Climate change is in the air as many of the wind-friendly provinces are finalizing their plans ahead of the forthcoming 2015 United Nations Climate Change Conference in Paris, according to the Canadian Wind Energy Association (CanWEA).
During the opening general session of the association's annual conference and exhibition in Toronto, several of CanWEA's regional directors told attendees that efforts inside some of Canada's leading wind provinces are being made to decarbonize the grid – which, in some cases, could mean big opportunities for renewable energy technologies such as wind and solar.
For example, Quebec is hoping to export electricity to the U.S. to help some northern states comply with the Clean Power Plan, the ambitious greenhouse-gas reduction effort spearheaded by the U.S. Environmental Protection Agency (EPA), according to Jean-Frederick Legendre, CanWEA's regional policy director for Quebec.
‘In Quebec, we have a marketable product called electricity.
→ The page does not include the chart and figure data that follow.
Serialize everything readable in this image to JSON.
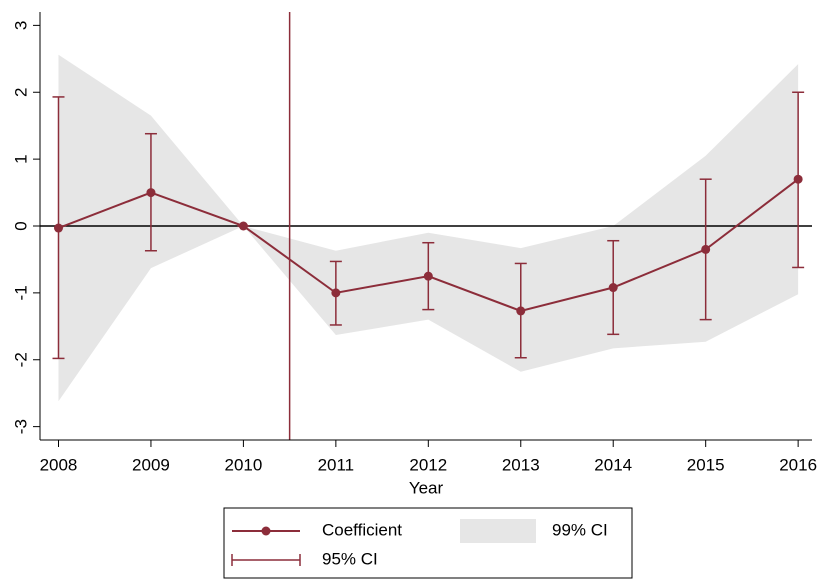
{
  "chart_data": {
    "type": "line",
    "xlabel": "Year",
    "x": [
      2008,
      2009,
      2010,
      2011,
      2012,
      2013,
      2014,
      2015,
      2016
    ],
    "xlim": [
      2007.8,
      2016.15
    ],
    "xticks": [
      2008,
      2009,
      2010,
      2011,
      2012,
      2013,
      2014,
      2015,
      2016
    ],
    "ylim": [
      -3.2,
      3.2
    ],
    "yticks": [
      -3,
      -2,
      -1,
      0,
      1,
      2,
      3
    ],
    "xline": 2010.5,
    "yline": 0,
    "series": [
      {
        "name": "Coefficient",
        "color": "#8c2d3a",
        "values": [
          -0.03,
          0.5,
          0,
          -1.0,
          -0.75,
          -1.27,
          -0.92,
          -0.35,
          0.7
        ]
      },
      {
        "name": "95% CI",
        "color": "#8c2d3a",
        "lower": [
          -1.98,
          -0.37,
          0,
          -1.48,
          -1.25,
          -1.97,
          -1.62,
          -1.4,
          -0.62
        ],
        "upper": [
          1.93,
          1.38,
          0,
          -0.53,
          -0.25,
          -0.56,
          -0.22,
          0.7,
          2.0
        ]
      },
      {
        "name": "99% CI",
        "color": "#e6e6e6",
        "lower": [
          -2.62,
          -0.63,
          0,
          -1.63,
          -1.4,
          -2.18,
          -1.83,
          -1.73,
          -1.02
        ],
        "upper": [
          2.56,
          1.65,
          0,
          -0.37,
          -0.1,
          -0.33,
          0.0,
          1.05,
          2.42
        ]
      }
    ]
  }
}
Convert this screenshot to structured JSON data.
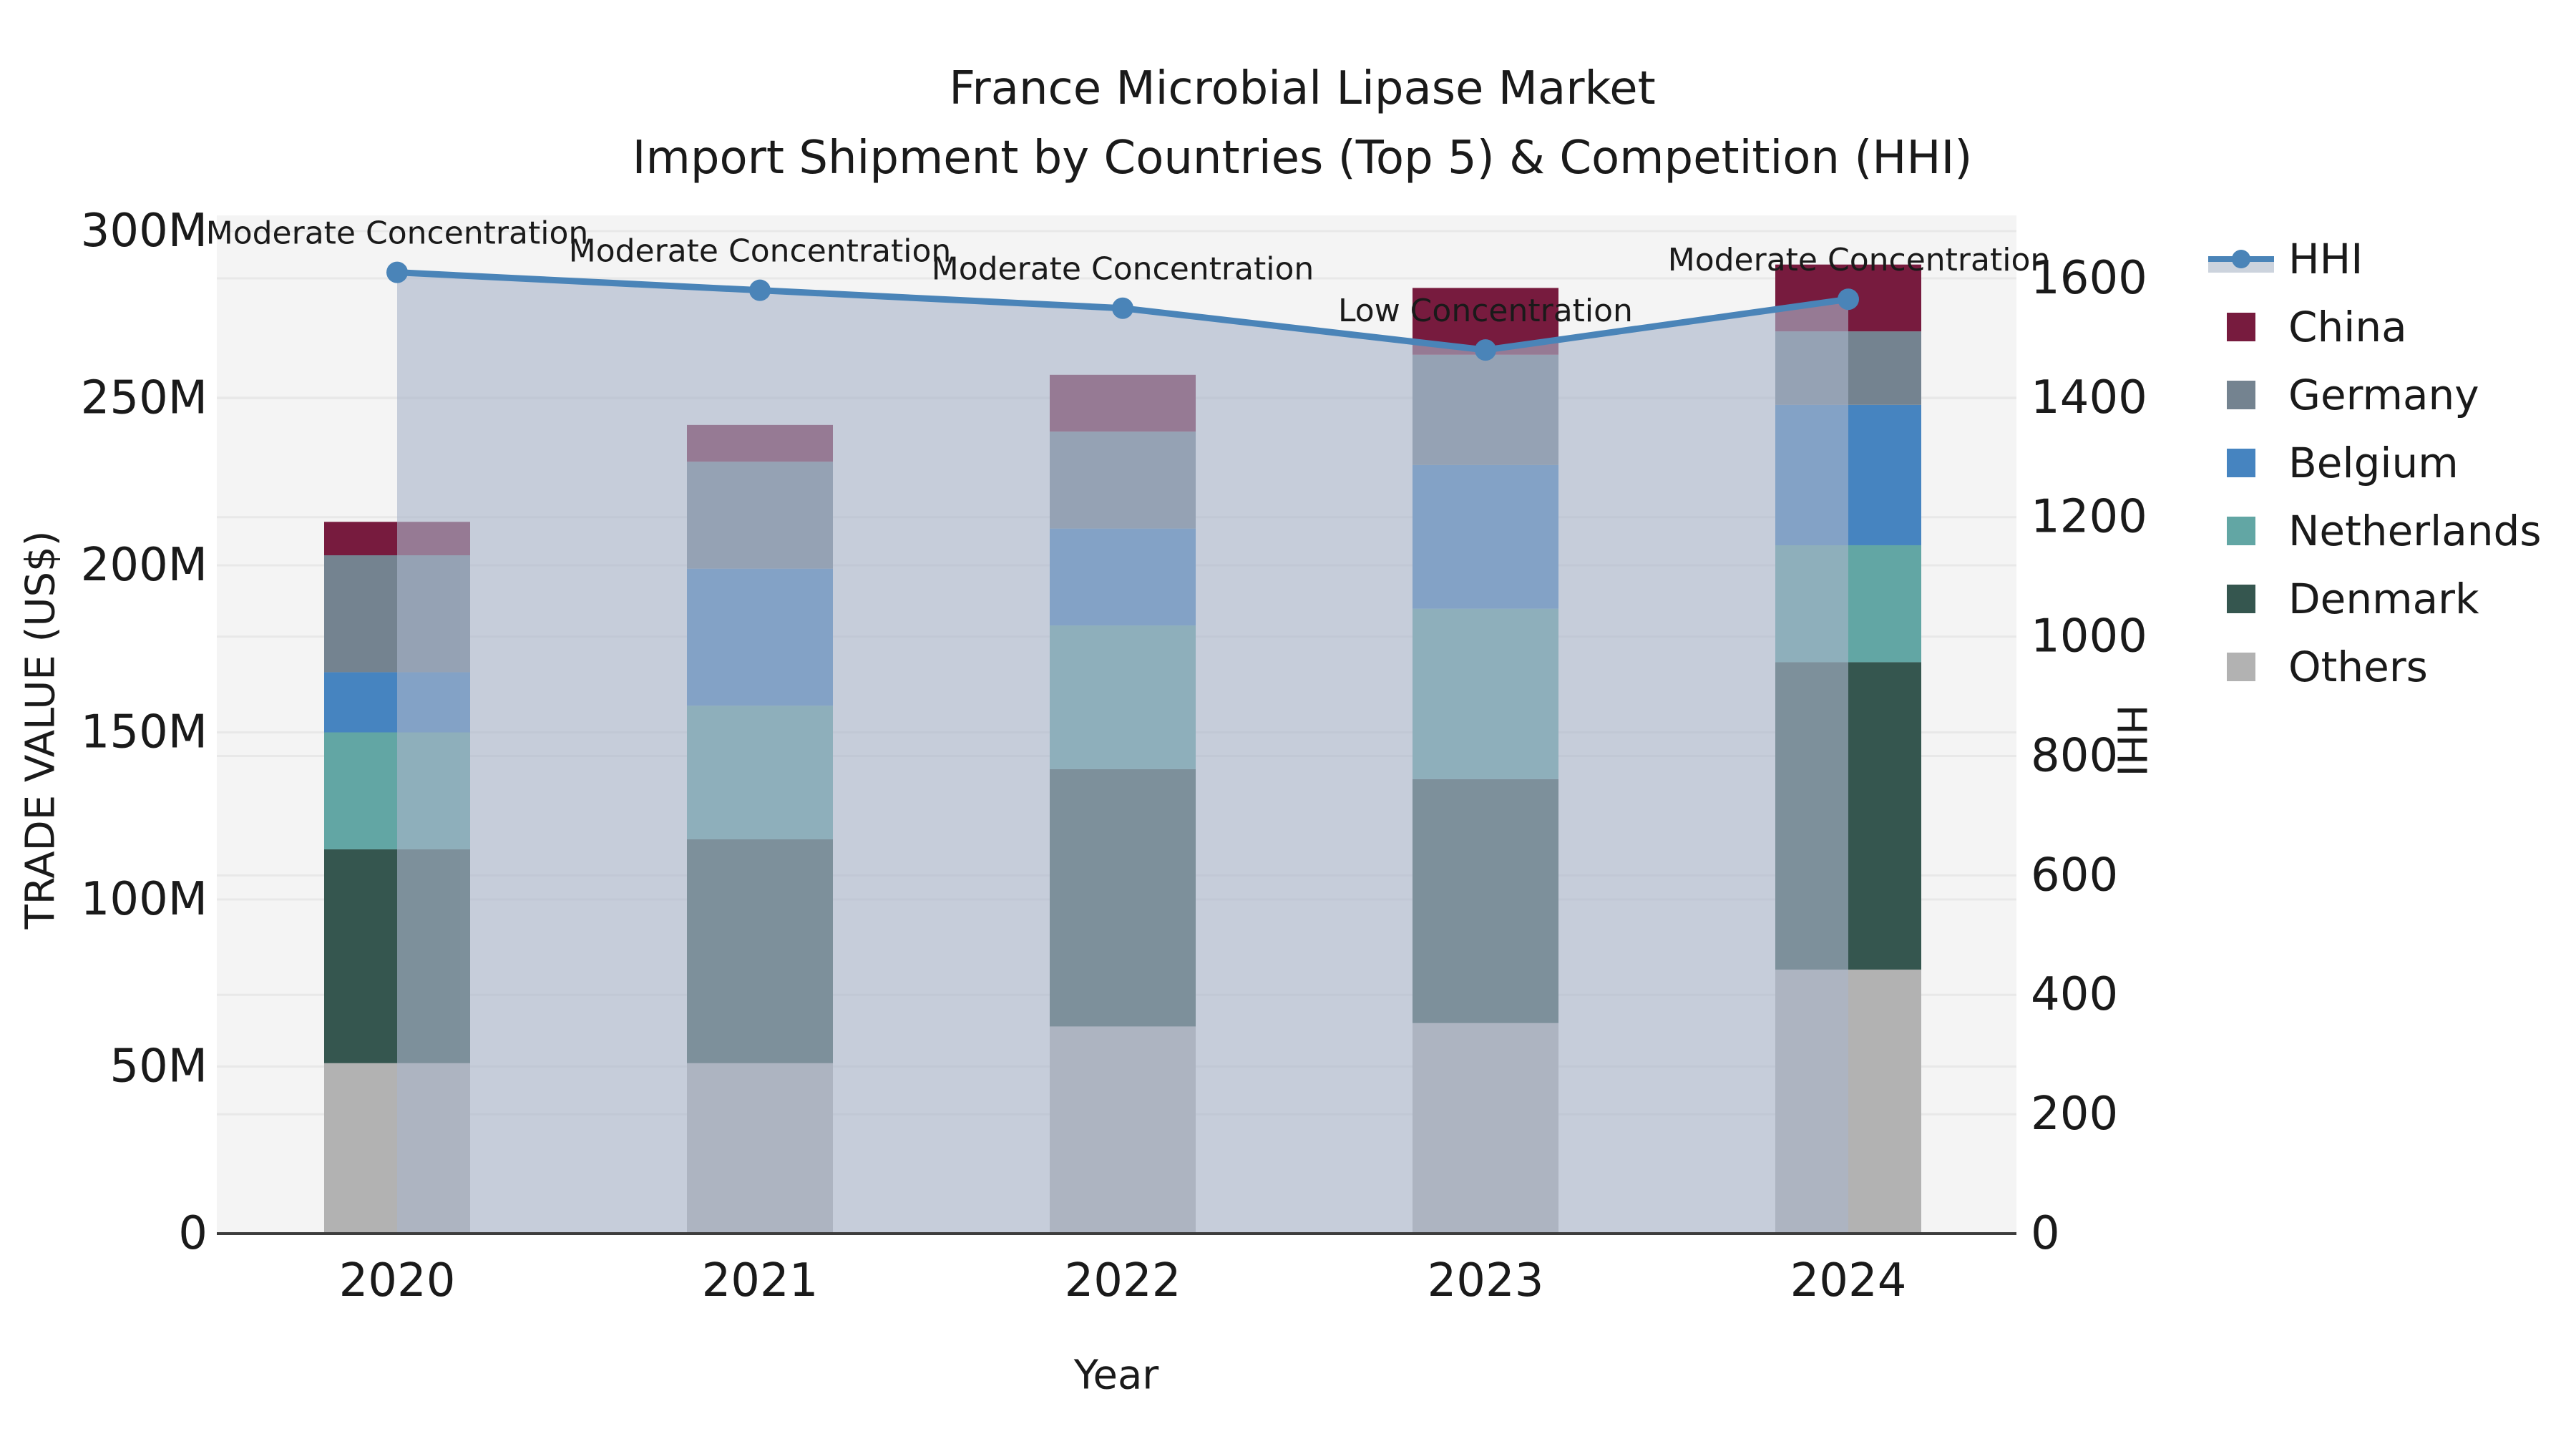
{
  "title": {
    "line1": "France Microbial Lipase Market",
    "line2": "Import Shipment by Countries (Top 5) & Competition (HHI)"
  },
  "axes": {
    "x_label": "Year",
    "left_label": "TRADE VALUE (US$)",
    "right_label": "HHI",
    "left_ticks": [
      {
        "value": 0,
        "label": "0"
      },
      {
        "value": 50,
        "label": "50M"
      },
      {
        "value": 100,
        "label": "100M"
      },
      {
        "value": 150,
        "label": "150M"
      },
      {
        "value": 200,
        "label": "200M"
      },
      {
        "value": 250,
        "label": "250M"
      },
      {
        "value": 300,
        "label": "300M"
      }
    ],
    "right_ticks": [
      {
        "value": 0,
        "label": "0"
      },
      {
        "value": 200,
        "label": "200"
      },
      {
        "value": 400,
        "label": "400"
      },
      {
        "value": 600,
        "label": "600"
      },
      {
        "value": 800,
        "label": "800"
      },
      {
        "value": 1000,
        "label": "1000"
      },
      {
        "value": 1200,
        "label": "1200"
      },
      {
        "value": 1400,
        "label": "1400"
      },
      {
        "value": 1600,
        "label": "1600"
      }
    ]
  },
  "legend": {
    "items": [
      {
        "label": "HHI",
        "type": "line",
        "color": "#4a84b8",
        "band_color": "#ccd3dd"
      },
      {
        "label": "China",
        "type": "swatch",
        "color": "#771b3e"
      },
      {
        "label": "Germany",
        "type": "swatch",
        "color": "#748390"
      },
      {
        "label": "Belgium",
        "type": "swatch",
        "color": "#4684c0"
      },
      {
        "label": "Netherlands",
        "type": "swatch",
        "color": "#62a6a4"
      },
      {
        "label": "Denmark",
        "type": "swatch",
        "color": "#35564f"
      },
      {
        "label": "Others",
        "type": "swatch",
        "color": "#b2b2b2"
      }
    ]
  },
  "chart_data": {
    "type": "bar",
    "stacked": true,
    "title": "France Microbial Lipase Market — Import Shipment by Countries (Top 5) & Competition (HHI)",
    "xlabel": "Year",
    "ylabel": "TRADE VALUE (US$)",
    "y2label": "HHI",
    "unit": "USD millions",
    "categories": [
      "2020",
      "2021",
      "2022",
      "2023",
      "2024"
    ],
    "ylim": [
      0,
      305
    ],
    "y2lim": [
      0,
      1640
    ],
    "grid": true,
    "legend_position": "right",
    "series": [
      {
        "name": "Others",
        "color": "#b2b2b2",
        "values": [
          51,
          51,
          62,
          63,
          79
        ]
      },
      {
        "name": "Denmark",
        "color": "#35564f",
        "values": [
          64,
          67,
          77,
          73,
          92
        ]
      },
      {
        "name": "Netherlands",
        "color": "#62a6a4",
        "values": [
          35,
          40,
          43,
          51,
          35
        ]
      },
      {
        "name": "Belgium",
        "color": "#4684c0",
        "values": [
          18,
          41,
          29,
          43,
          42
        ]
      },
      {
        "name": "Germany",
        "color": "#748390",
        "values": [
          35,
          32,
          29,
          33,
          22
        ]
      },
      {
        "name": "China",
        "color": "#771b3e",
        "values": [
          10,
          11,
          17,
          20,
          20
        ]
      }
    ],
    "bar_totals": [
      213,
      242,
      257,
      283,
      290
    ],
    "line_series": {
      "name": "HHI",
      "axis": "right",
      "color": "#4a84b8",
      "fill_color": "rgba(170,181,202,0.62)",
      "values": [
        1610,
        1580,
        1550,
        1480,
        1565
      ]
    },
    "annotations": [
      {
        "category": "2020",
        "text": "Moderate Concentration"
      },
      {
        "category": "2021",
        "text": "Moderate Concentration"
      },
      {
        "category": "2022",
        "text": "Moderate Concentration"
      },
      {
        "category": "2023",
        "text": "Low Concentration"
      },
      {
        "category": "2024",
        "text": "Moderate Concentration"
      }
    ]
  }
}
By bundling wind energy with hydro, we can help our neighbors make their goals,’ noted Legendre, adding that the EPA rules allow states to bring in electricity from neighboring Canada.
And it's not just Quebec: Provinces such as Ontario – which has already rid itself of coal-fired generation – and British Columbia are getting into the act.
Even Alberta – Canada's oil and gas capital – is taking steps to put its best (green) foot forward, said Robert Hornung, CanWEA's president, who delivered status updates for both the Alberta and Saskatchewan wind markets.
‘A new Alberta government may create significant new opportunities for wind energy,’ Hornung said, noting that a push for renewables is a refreshing departure from the status quo in the province.
‘Things are changing in the province,’ declared the CanWEA exec, who explained that the new government appears to be serious in its renewable energy push. For example, he said, both CanWEA and the Canadian Solar Industries Association are working together to educate and inform the government.
‘When the government goes to Paris, they can say, 'These are our plans for renewable energy, and this is our target date,'’ Hornung said.
Although the push for renewables to replace fossil fuels is encouraging in the big picture, he added, several of the details remain a work in progress.
For example, take the issue of policy. Could wind energy benefit from carbon pricing or a cap-and-trade scenario?
‘The impact for renewables is more indirect,’ he admitted. Even though such a mechanism would increase the cost of gas and coal – in essence, making wind even more competitive – more work needs to be done.
‘While carbon pricing is very valuable to have," Hornung said, "we need to work on the policy.’